Aku hendak berbuka, lari-lari aku menghampiri rumah, rasanya senang sekali hendak menyambut buka. Tapi begitu masuk waktu buka, tak ada buka. Ah, yasudah, “Oh, tidak. Aku mulai rindu Ramadhan.”
Aku duduk habis sholat Isya’. Aku sempatkan duduk agak lama. Hey, mana tarawihnya? Mana witirnya? Mana tausiyahnya? Aku pun merenung,”Ya Allah, aku rindu.” Tak terasa tetes mata mengalir pelan .
—
Oh, iya ini sudah bukan Ramadhan, oh iya ini sudah bukan Ramadhan, oh iya, ini sudah bukan Ramadhan? Kenapa kata-kata itu yang kita ucap? Apakah itu berarti sebuah kalimat penyadaran diri yang membuat kita sadar untuk menjauhi amal kebaikan? Atau penegasan bahwa kita sudah bebas dari ketatnya peraturan Ramadhan? Selesainya berlomba-lomba dalam kebaikan? Na’udzubillaahi mindzaalik.
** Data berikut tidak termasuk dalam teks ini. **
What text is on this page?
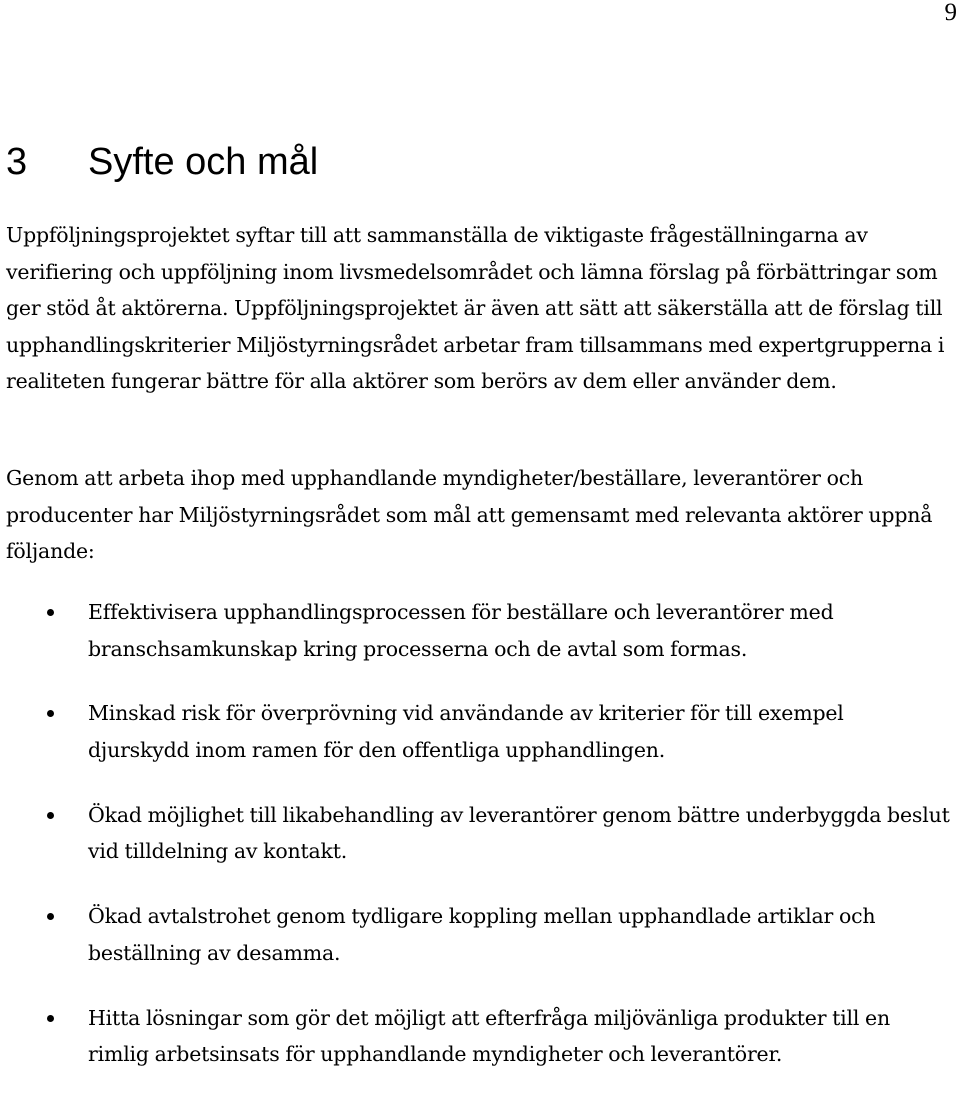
9
3 Syfte och mål

Uppföljningsprojektet syftar till att sammanställa de viktigaste frågeställningarna av verifiering och uppföljning inom livsmedelsområdet och lämna förslag på förbättringar som ger stöd åt aktörerna. Uppföljningsprojektet är även att sätt att säkerställa att de förslag till upphandlingskriterier Miljöstyrningsrådet arbetar fram tillsammans med expertgrupperna i realiteten fungerar bättre för alla aktörer som berörs av dem eller använder dem.

Genom att arbeta ihop med upphandlande myndigheter/beställare, leverantörer och producenter har Miljöstyrningsrådet som mål att gemensamt med relevanta aktörer uppnå följande:

Effektivisera upphandlingsprocessen för beställare och leverantörer med branschsamkunskap kring processerna och de avtal som formas.
Minskad risk för överprövning vid användande av kriterier för till exempel djurskydd inom ramen för den offentliga upphandlingen.
Ökad möjlighet till likabehandling av leverantörer genom bättre underbyggda beslut vid tilldelning av kontakt.
Ökad avtalstrohet genom tydligare koppling mellan upphandlade artiklar och beställning av desamma.
Hitta lösningar som gör det möjligt att efterfråga miljövänliga produkter till en rimlig arbetsinsats för upphandlande myndigheter och leverantörer.
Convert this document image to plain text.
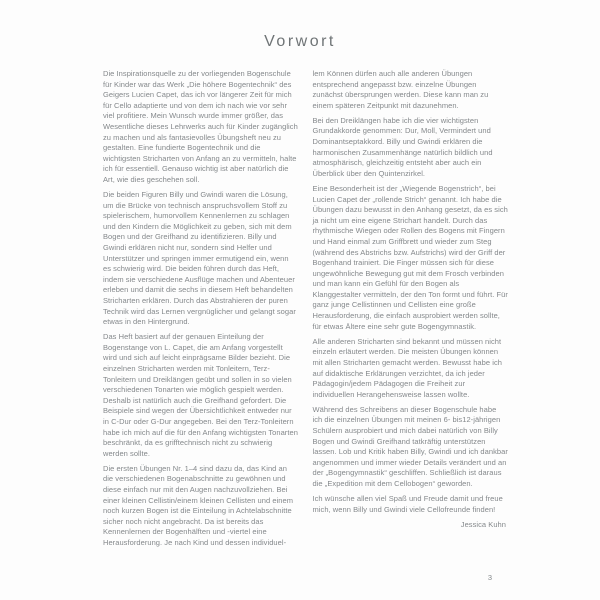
Vorwort

Die Inspirationsquelle zu der vorliegenden Bogenschule für Kinder war das Werk „Die höhere Bogentechnik“ des Geigers Lucien Capet, das ich vor längerer Zeit für mich für Cello adaptierte und von dem ich nach wie vor sehr viel profitiere. Mein Wunsch wurde immer größer, das Wesentliche dieses Lehrwerks auch für Kinder zugänglich zu machen und als fantasievolles Übungsheft neu zu gestalten. Eine fundierte Bogentechnik und die wichtigsten Stricharten von Anfang an zu vermitteln, halte ich für essentiell. Genauso wichtig ist aber natürlich die Art, wie dies geschehen soll.

Die beiden Figuren Billy und Gwindi waren die Lösung, um die Brücke von technisch anspruchsvollem Stoff zu spielerischem, humorvollem Kennenlernen zu schlagen und den Kindern die Möglichkeit zu geben, sich mit dem Bogen und der Greifhand zu identifizieren. Billy und Gwindi erklären nicht nur, sondern sind Helfer und Unterstützer und springen immer ermutigend ein, wenn es schwierig wird. Die beiden führen durch das Heft, indem sie verschiedene Ausflüge machen und Abenteuer erleben und damit die sechs in diesem Heft behandelten Stricharten erklären. Durch das Abstrahieren der puren Technik wird das Lernen vergnüglicher und gelangt sogar etwas in den Hintergrund.

Das Heft basiert auf der genauen Einteilung der Bogenstange von L. Capet, die am Anfang vorgestellt wird und sich auf leicht einprägsame Bilder bezieht. Die einzelnen Stricharten werden mit Tonleitern, Terz-Tonleitern und Dreiklängen geübt und sollen in so vielen verschiedenen Tonarten wie möglich gespielt werden. Deshalb ist natürlich auch die Greifhand gefordert. Die Beispiele sind wegen der Übersichtlichkeit entweder nur in C-Dur oder G-Dur angegeben. Bei den Terz-Tonleitern habe ich mich auf die für den Anfang wichtigsten Tonarten beschränkt, da es grifftechnisch nicht zu schwierig werden sollte.

Die ersten Übungen Nr. 1–4 sind dazu da, das Kind an die verschiedenen Bogenabschnitte zu gewöhnen und diese einfach nur mit den Augen nachzuvollziehen. Bei einer kleinen Cellistin/einem kleinen Cellisten und einem noch kurzen Bogen ist die Einteilung in Achtelabschnitte sicher noch nicht angebracht. Da ist bereits das Kennenlernen der Bogenhälften und -viertel eine Herausforderung. Je nach Kind und dessen individuel-

lem Können dürfen auch alle anderen Übungen entsprechend angepasst bzw. einzelne Übungen zunächst übersprungen werden. Diese kann man zu einem späteren Zeitpunkt mit dazunehmen.

Bei den Dreiklängen habe ich die vier wichtigsten Grundakkorde genommen: Dur, Moll, Vermindert und Dominantseptakkord. Billy und Gwindi erklären die harmonischen Zusammenhänge natürlich bildlich und atmosphärisch, gleichzeitig entsteht aber auch ein Überblick über den Quintenzirkel.

Eine Besonderheit ist der „Wiegende Bogenstrich“, bei Lucien Capet der „rollende Strich“ genannt. Ich habe die Übungen dazu bewusst in den Anhang gesetzt, da es sich ja nicht um eine eigene Strichart handelt. Durch das rhythmische Wiegen oder Rollen des Bogens mit Fingern und Hand einmal zum Griffbrett und wieder zum Steg (während des Abstrichs bzw. Aufstrichs) wird der Griff der Bogenhand trainiert. Die Finger müssen sich für diese ungewöhnliche Bewegung gut mit dem Frosch verbinden und man kann ein Gefühl für den Bogen als Klanggestalter vermitteln, der den Ton formt und führt. Für ganz junge Cellistinnen und Cellisten eine große Herausforderung, die einfach ausprobiert werden sollte, für etwas Ältere eine sehr gute Bogengymnastik.

Alle anderen Stricharten sind bekannt und müssen nicht einzeln erläutert werden. Die meisten Übungen können mit allen Stricharten gemacht werden. Bewusst habe ich auf didaktische Erklärungen verzichtet, da ich jeder Pädagogin/jedem Pädagogen die Freiheit zur individuellen Herangehensweise lassen wollte.

Während des Schreibens an dieser Bogenschule habe ich die einzelnen Übungen mit meinen 6- bis12-jährigen Schülern ausprobiert und mich dabei natürlich von Billy Bogen und Gwindi Greifhand tatkräftig unterstützen lassen. Lob und Kritik haben Billy, Gwindi und ich dankbar angenommen und immer wieder Details verändert und an der „Bogengymnastik“ geschliffen. Schließlich ist daraus die „Expedition mit dem Cellobogen“ geworden.

Ich wünsche allen viel Spaß und Freude damit und freue mich, wenn Billy und Gwindi viele Cellofreunde finden!

Jessica Kuhn

3
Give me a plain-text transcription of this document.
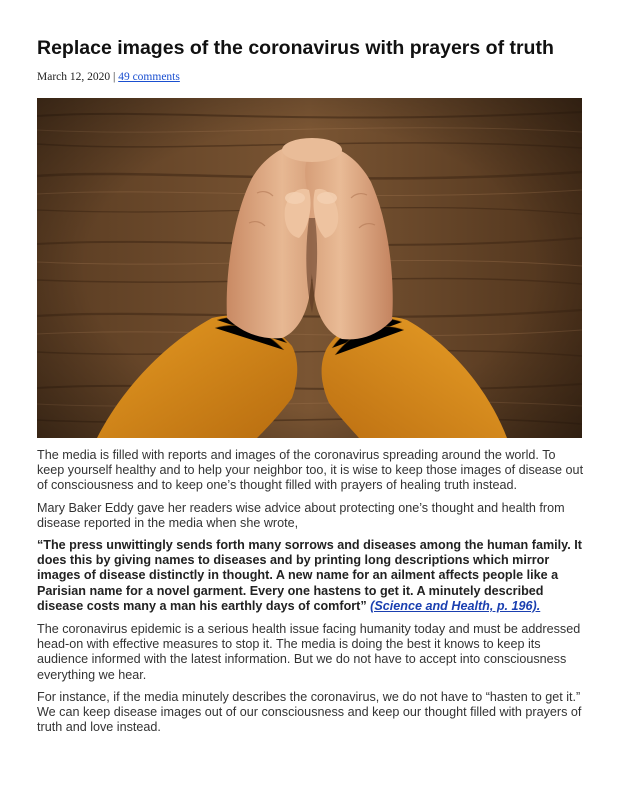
Replace images of the coronavirus with prayers of truth
March 12, 2020 | 49 comments

The media is filled with reports and images of the coronavirus spreading around the world. To keep yourself healthy and to help your neighbor too, it is wise to keep those images of disease out of consciousness and to keep one’s thought filled with prayers of healing truth instead.

Mary Baker Eddy gave her readers wise advice about protecting one’s thought and health from disease reported in the media when she wrote,

“The press unwittingly sends forth many sorrows and diseases among the human family. It does this by giving names to diseases and by printing long descriptions which mirror images of disease distinctly in thought. A new name for an ailment affects people like a Parisian name for a novel garment. Every one hastens to get it. A minutely described disease costs many a man his earthly days of comfort” (Science and Health, p. 196).

The coronavirus epidemic is a serious health issue facing humanity today and must be addressed head-on with effective measures to stop it. The media is doing the best it knows to keep its audience informed with the latest information. But we do not have to accept into consciousness everything we hear.

For instance, if the media minutely describes the coronavirus, we do not have to “hasten to get it.” We can keep disease images out of our consciousness and keep our thought filled with prayers of truth and love instead.
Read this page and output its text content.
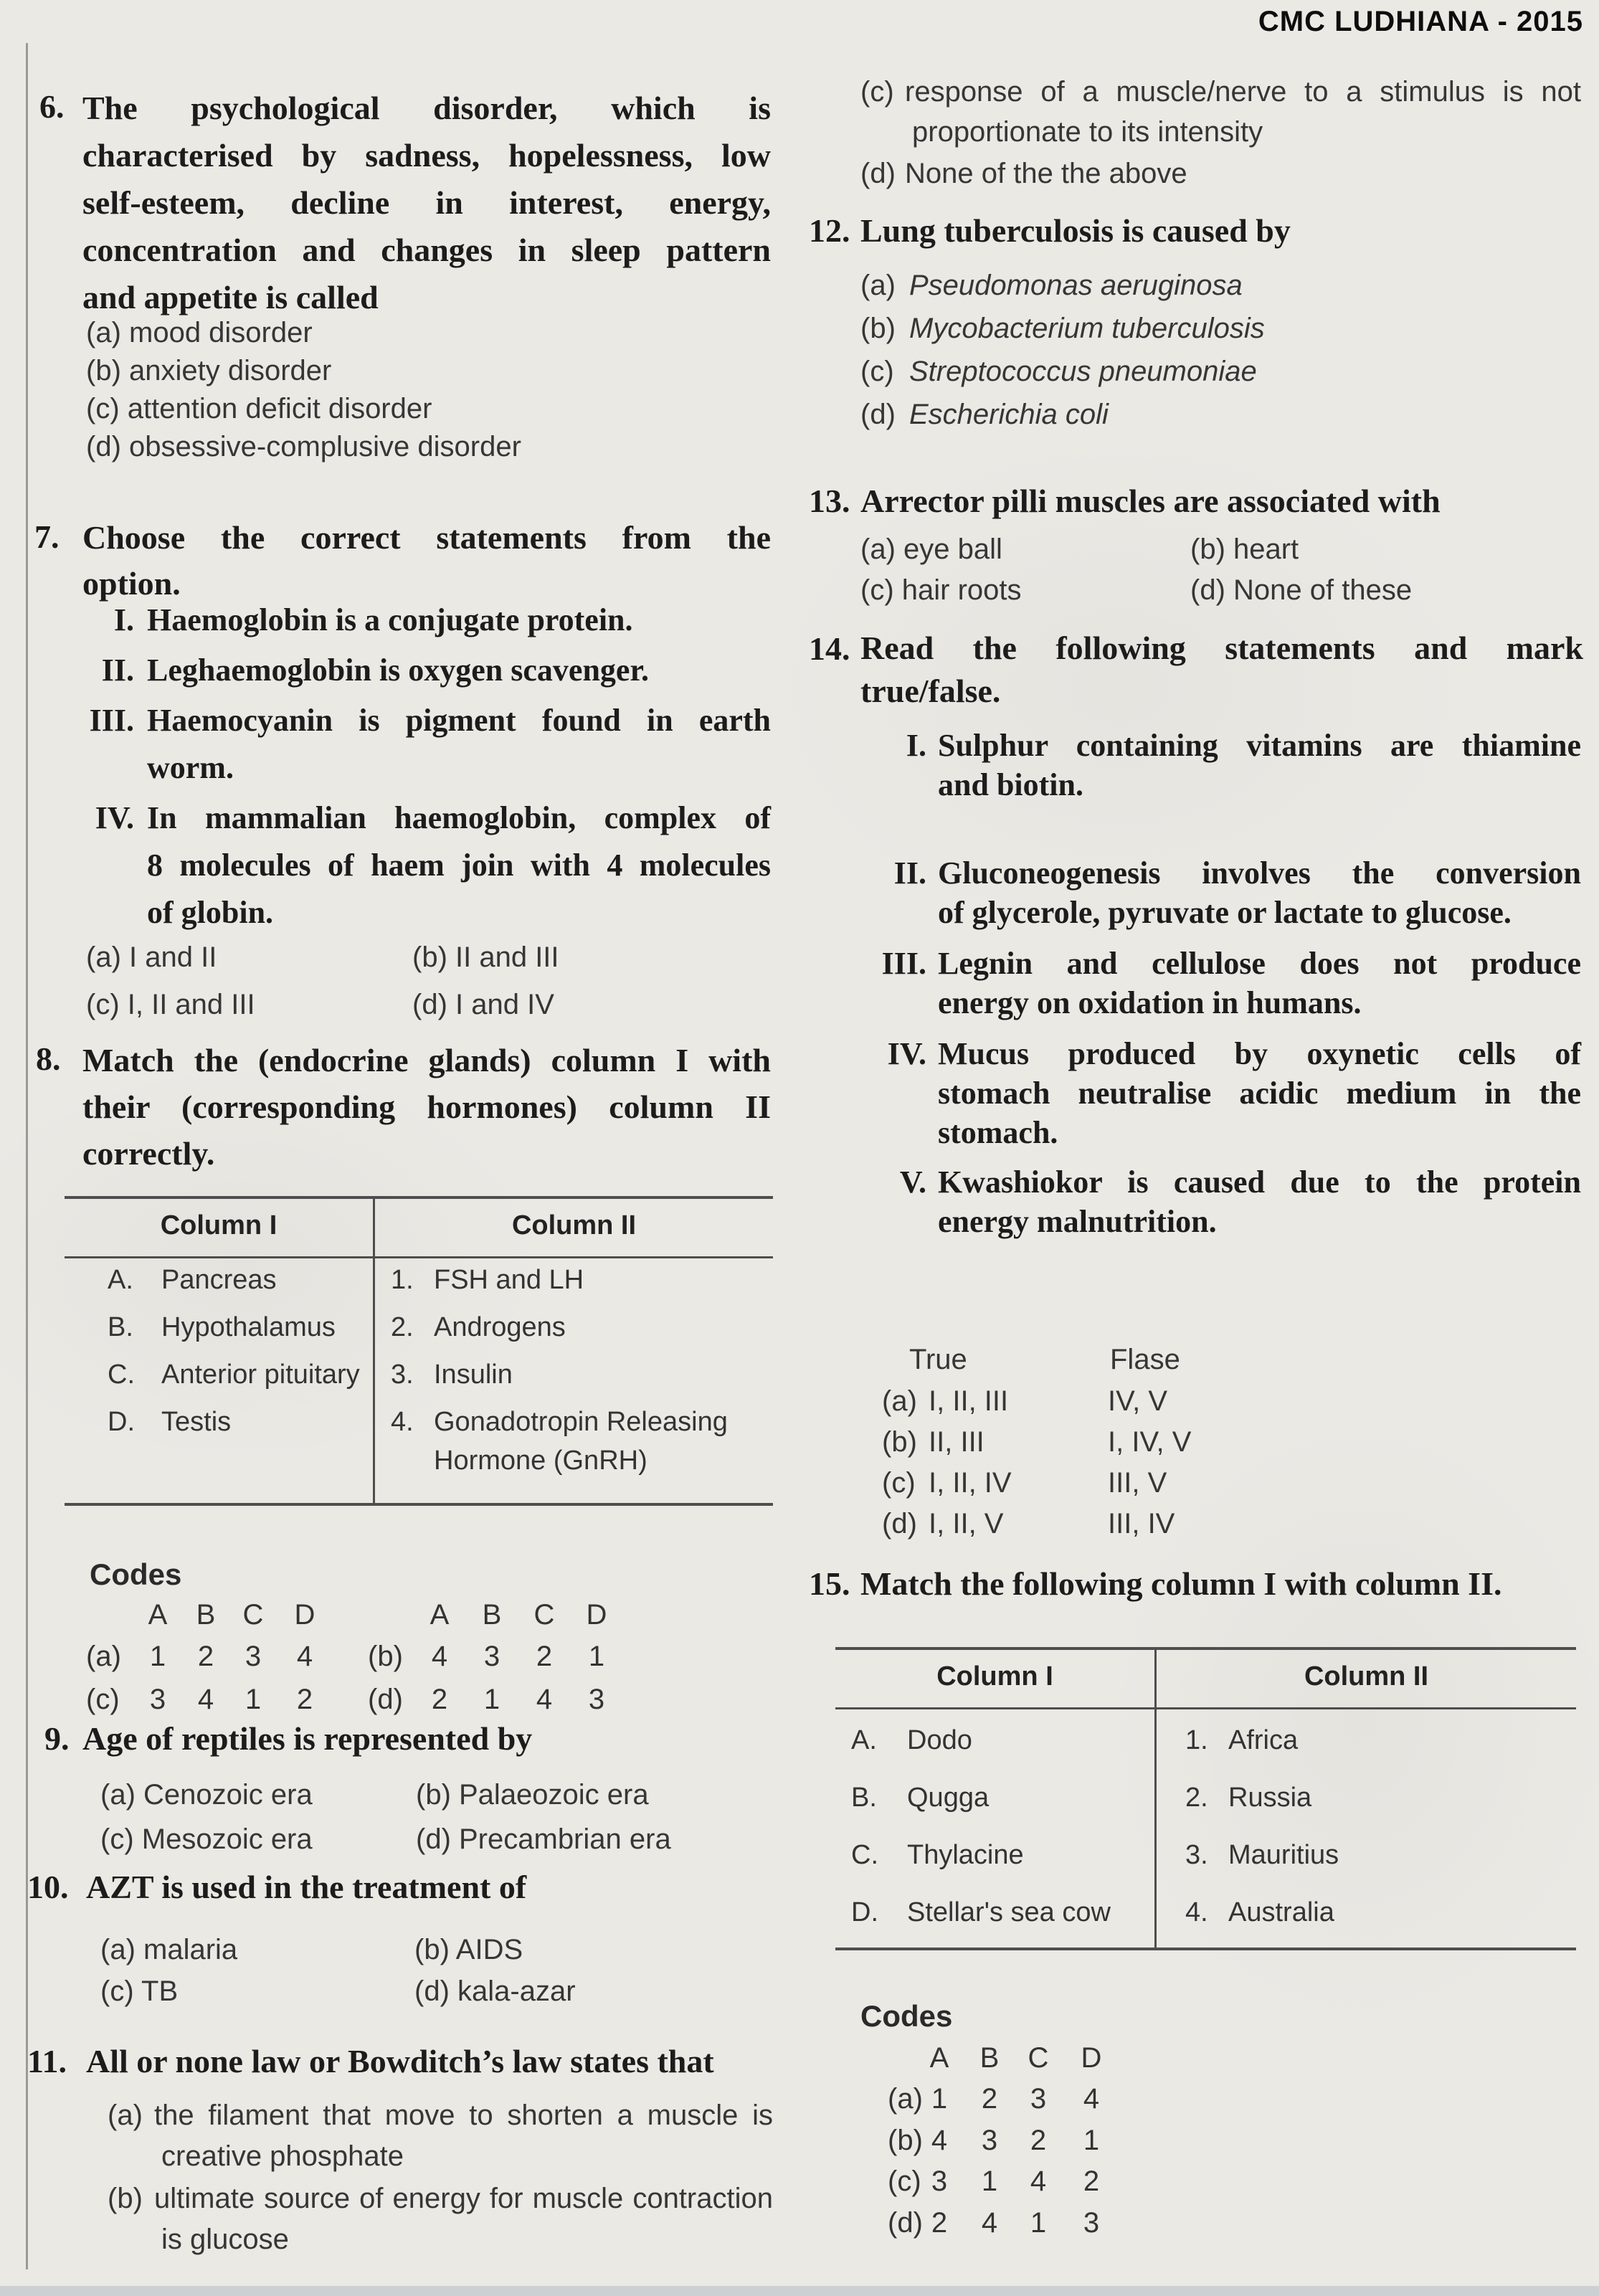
CMC LUDHIANA - 2015
6. The psychological disorder, which is
characterised by sadness, hopelessness, low
self-esteem, decline in interest, energy,
concentration and changes in sleep pattern
and appetite is called
(a) mood disorder
(b) anxiety disorder
(c) attention deficit disorder
(d) obsessive-complusive disorder
7. Choose the correct statements from the
option.
I. Haemoglobin is a conjugate protein.
II. Leghaemoglobin is oxygen scavenger.
III. Haemocyanin is pigment found in earth
worm.
IV. In mammalian haemoglobin, complex of
8 molecules of haem join with 4 molecules
of globin.
(a) I and II	(b) II and III
(c) I, II and III	(d) I and IV
8. Match the (endocrine glands) column I with
their (corresponding hormones) column II
correctly.
Column I	Column II
A. Pancreas	1. FSH and LH
B. Hypothalamus 2. Androgens
C. Anterior pituitary 3. Insulin
D. Testis	4. Gonadotropin Releasing
Hormone (GnRH)
Codes
A	B C	D	A	B	C	D
(a) 1	2	3	4	(b) 4	3	2	1
(c)	3	4	1	2	(d) 2	1	4	3
9. Age of reptiles is represented by
(a) Cenozoic era	(b) Palaeozoic era
(c) Mesozoic era	(d) Precambrian era
10. AZT is used in the treatment of
(a) malaria	(b) AIDS
(c) TB	(d) kala-azar
11. All or none law or Bowditch’s law states that
(a) the filament that move to shorten a muscle is
creative phosphate
(b) ultimate source of energy for muscle contraction
is glucose
(c) response of a muscle/nerve to a stimulus is not
proportionate to its intensity
(d) None of the the above
12. Lung tuberculosis is caused by
(a) Pseudomonas aeruginosa
(b) Mycobacterium tuberculosis
(c) Streptococcus pneumoniae
(d) Escherichia coli
13. Arrector pilli muscles are associated with
(a) eye ball	(b) heart
(c) hair roots	(d) None of these
14. Read the following statements and mark
true/false.
I. Sulphur containing vitamins are thiamine
and biotin.
II. Gluconeogenesis involves the conversion
of glycerole, pyruvate or lactate to glucose.
III. Legnin and cellulose does not produce
energy on oxidation in humans.
IV. Mucus produced by oxynetic cells of
stomach neutralise acidic medium in the
stomach.
V. Kwashiokor is caused due to the protein
energy malnutrition.
True	Flase
(a) I, II, III	IV, V
(b) II, III	I, IV, V
(c) I, II, IV	III, V
(d) I, II, V	III, IV
15. Match the following column I with column II.
Column I	Column II
A. Dodo	1. Africa
B. Qugga	2. Russia
C. Thylacine	3. Mauritius
D. Stellar's sea cow	4. Australia
Codes
A	B	C	D
(a) 1	2	3	4
(b) 4	3	2	1
(c) 3	1	4	2
(d) 2	4	1	3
Lihatlah, kebiasaan kita masih membekas. Lihatlah, isyarat kebaikan itu telah mendarah daging di awal Syawal. Namun, hanya karena kita bilang “Oh, iya, ini sudah bukan Ramadhan”. Maka keistiqomahan itu seolah hancur berkeping-keping. Kita sadar dan kita ogahi. Lalu, apa gunanya Ramadhan tampil sebagai Bulan Tarbiyah? Bulan pendidikan yang menempa mental dan fisik orang-orang beriman agar makin kuat, bukan hanya kuat secara momentum saja, seharusnya -pas Ramadhan-, tapi untuk membiasakan meramadhankan bulan-bulan lain. Itulah sesungguhnya, makna pembinaan dalam konteks bulan tarbiyah Ramadhan.
Apakah Ramadhan layaknya seorang raja yang membuat pejabat di bawahnya patuh saja datang ke masjid agar bisa dilihat oleh si raja itu? Kalau tidak ada si raja, ga usah lah yau. Lalu, apakah Ramadhan sekedar tamu agung “lewat” yang kita jamu dengan aneka ibadah meningkat, lalu ketika tamu itu bertolak, kewajiban kita selaku tuan rumah luntur seketika? Ya Allah, semoga tidak, semoga tidak.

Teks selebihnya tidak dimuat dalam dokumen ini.